Japanese skincare brand Shiseido is another pioneer of beauty technology. One of its most innovative examples to date is Optune, a personalised skincare system that tailors skincare to the user’s skin day-by-day, accounting for factors such as humidity and air quality, menstrual cycle, and mood. Then there is Proctor & Gamble’s Opté beauty wand, which essentially acts as an inkjet printer for the face – it scans for imperfections before covering them with make-up as you run the device over your skin.

What these devices have in common is that they tailor product application (and results) to each individual based on different variables, much like a beauty therapist might. They’re also designed to promote long-term loyalty, too, with the idea that customers will be inclined to ‘top-up’ on additional products as they’ve already invested in the kit.

Shiseido’s smart tech device, Optune, accounts for factors as varied as humidity, air quality, menstruation and mood in a user’s personalised skincare regime. Image source: Corp.shiseido.com

With smart beauty technology retailing at a high price point, some have questioned the demand for it. Raconteur highlights how previous innovations from Samsung and Kérastase are no longer available for purchase. This makes sense considering the continued popularity of drugstore and high street beauty (sourced from retailers like Boots and Superdrug); successful brands like The Ordinary and NYX are based on their affordability and accessibility.

But beauty smart technology isn’t aimed at the masses. Instead, as Raconteur goes on to suggest, beauty brands are investing in technology as a way to differentiate themselves, and to promote authority and expertise in cosmetics and skincare (which in turn can help to attract customers).

Enabling customers to ‘create’ their own custom products

One area that is more directly in demand is DIY beauty, which is where consumers can get involved in the creation of personalised products. This also allows categories outside of skincare (such as fragrance and make-up) to integrate personalisation, aligning products with the customer’s personality and unique style as well as their physical features. Bite Beauty, for example, enables customers to create their own lipstick, choosing the exact shade, finish, and fragrance they desire.

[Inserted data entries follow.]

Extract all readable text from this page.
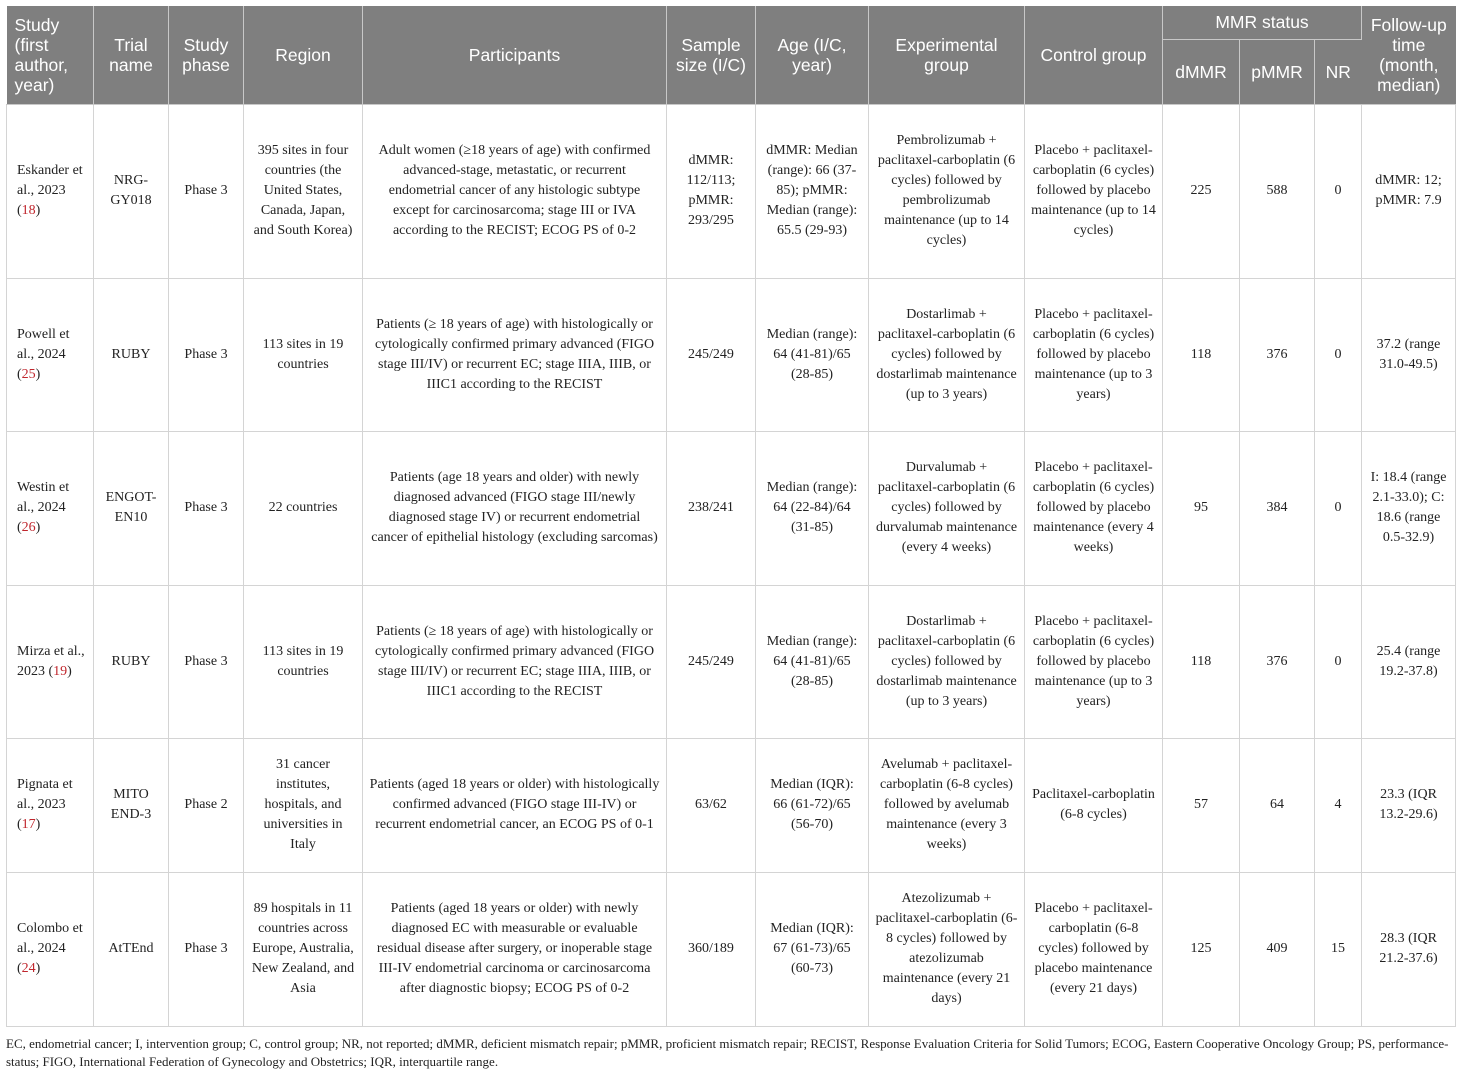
Study (first author, year)	Trial name	Study phase	Region	Participants	Sample size (I/C)	Age (I/C, year)	Experimental group	Control group	MMR status			Follow-up time (month, median)
									dMMR	pMMR	NR	
Eskander et al., 2023 (18)	NRG-GY018	Phase 3	395 sites in four countries (the United States, Canada, Japan, and South Korea)	Adult women (≥18 years of age) with confirmed advanced-stage, metastatic, or recurrent endometrial cancer of any histologic subtype except for carcinosarcoma; stage III or IVA according to the RECIST; ECOG PS of 0-2	dMMR: 112/113; pMMR: 293/295	dMMR: Median (range): 66 (37-85); pMMR: Median (range): 65.5 (29-93)	Pembrolizumab + paclitaxel-carboplatin (6 cycles) followed by pembrolizumab maintenance (up to 14 cycles)	Placebo + paclitaxel-carboplatin (6 cycles) followed by placebo maintenance (up to 14 cycles)	225	588	0	dMMR: 12; pMMR: 7.9
Powell et al., 2024 (25)	RUBY	Phase 3	113 sites in 19 countries	Patients (≥ 18 years of age) with histologically or cytologically confirmed primary advanced (FIGO stage III/IV) or recurrent EC; stage IIIA, IIIB, or IIIC1 according to the RECIST	245/249	Median (range): 64 (41-81)/65 (28-85)	Dostarlimab + paclitaxel-carboplatin (6 cycles) followed by dostarlimab maintenance (up to 3 years)	Placebo + paclitaxel-carboplatin (6 cycles) followed by placebo maintenance (up to 3 years)	118	376	0	37.2 (range 31.0-49.5)
Westin et al., 2024 (26)	ENGOT-EN10	Phase 3	22 countries	Patients (age 18 years and older) with newly diagnosed advanced (FIGO stage III/newly diagnosed stage IV) or recurrent endometrial cancer of epithelial histology (excluding sarcomas)	238/241	Median (range): 64 (22-84)/64 (31-85)	Durvalumab + paclitaxel-carboplatin (6 cycles) followed by durvalumab maintenance (every 4 weeks)	Placebo + paclitaxel-carboplatin (6 cycles) followed by placebo maintenance (every 4 weeks)	95	384	0	I: 18.4 (range 2.1-33.0); C: 18.6 (range 0.5-32.9)
Mirza et al., 2023 (19)	RUBY	Phase 3	113 sites in 19 countries	Patients (≥ 18 years of age) with histologically or cytologically confirmed primary advanced (FIGO stage III/IV) or recurrent EC; stage IIIA, IIIB, or IIIC1 according to the RECIST	245/249	Median (range): 64 (41-81)/65 (28-85)	Dostarlimab + paclitaxel-carboplatin (6 cycles) followed by dostarlimab maintenance (up to 3 years)	Placebo + paclitaxel-carboplatin (6 cycles) followed by placebo maintenance (up to 3 years)	118	376	0	25.4 (range 19.2-37.8)
Pignata et al., 2023 (17)	MITO END-3	Phase 2	31 cancer institutes, hospitals, and universities in Italy	Patients (aged 18 years or older) with histologically confirmed advanced (FIGO stage III-IV) or recurrent endometrial cancer, an ECOG PS of 0-1	63/62	Median (IQR): 66 (61-72)/65 (56-70)	Avelumab + paclitaxel-carboplatin (6-8 cycles) followed by avelumab maintenance (every 3 weeks)	Paclitaxel-carboplatin (6-8 cycles)	57	64	4	23.3 (IQR 13.2-29.6)
Colombo et al., 2024 (24)	AtTEnd	Phase 3	89 hospitals in 11 countries across Europe, Australia, New Zealand, and Asia	Patients (aged 18 years or older) with newly diagnosed EC with measurable or evaluable residual disease after surgery, or inoperable stage III-IV endometrial carcinoma or carcinosarcoma after diagnostic biopsy; ECOG PS of 0-2	360/189	Median (IQR): 67 (61-73)/65 (60-73)	Atezolizumab + paclitaxel-carboplatin (6-8 cycles) followed by atezolizumab maintenance (every 21 days)	Placebo + paclitaxel-carboplatin (6-8 cycles) followed by placebo maintenance (every 21 days)	125	409	15	28.3 (IQR 21.2-37.6)
EC, endometrial cancer; I, intervention group; C, control group; NR, not reported; dMMR, deficient mismatch repair; pMMR, proficient mismatch repair; RECIST, Response Evaluation Criteria for Solid Tumors; ECOG, Eastern Cooperative Oncology Group; PS, performance-status; FIGO, International Federation of Gynecology and Obstetrics; IQR, interquartile range.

The DIY category has also gained traction during Covid-19, as brands have capitalised on a consumer desire for at-home beauty, as well as the wider wellness trend. Bite Beauty shifted to digital during the pandemic, allowing customers to interact with a ‘Colour Expert’ via video call rather in person.

One of the biggest benefits of this type of product customisation is that it offers customers a memorable experience, regardless of retail channel. Whether bought online or in-store, the end result (i.e. something that the customer has had a direct hand in creating) is the same.

Of course, offering customisation in physical retail stores has the advantage of additional experiential elements. Customisable skincare brand Loli Beauty allows consumers to mix together various components to create their own custom blend at home. However, its ‘blending bars’ (pop-ups located in retail stores like Barney’s) also give customers the chance to smell and sample products, as well as have greater interaction with staff. According to Vogue Business, pop-up sales accounted for 34% of Loli’s revenue for November and December 2018, outselling brands like Beautycounter and CosRx during its pop-up at New York’s The Strategist. This highlights how beauty personalisation can engage consumers in-the-moment as well as long-term.

There is an argument against custom-made beauty products, with some consumers perhaps favouring the simplicity and convenience of a brand producing and delivering a simple formula (without too much thought or customer involvement required).

Then again, with affordable brands and retailers (like Boots) already cornering the market on simplicity, it’s understandable why personalised beauty is becoming a differentiating factor for disruptive as well as high-end beauty brands.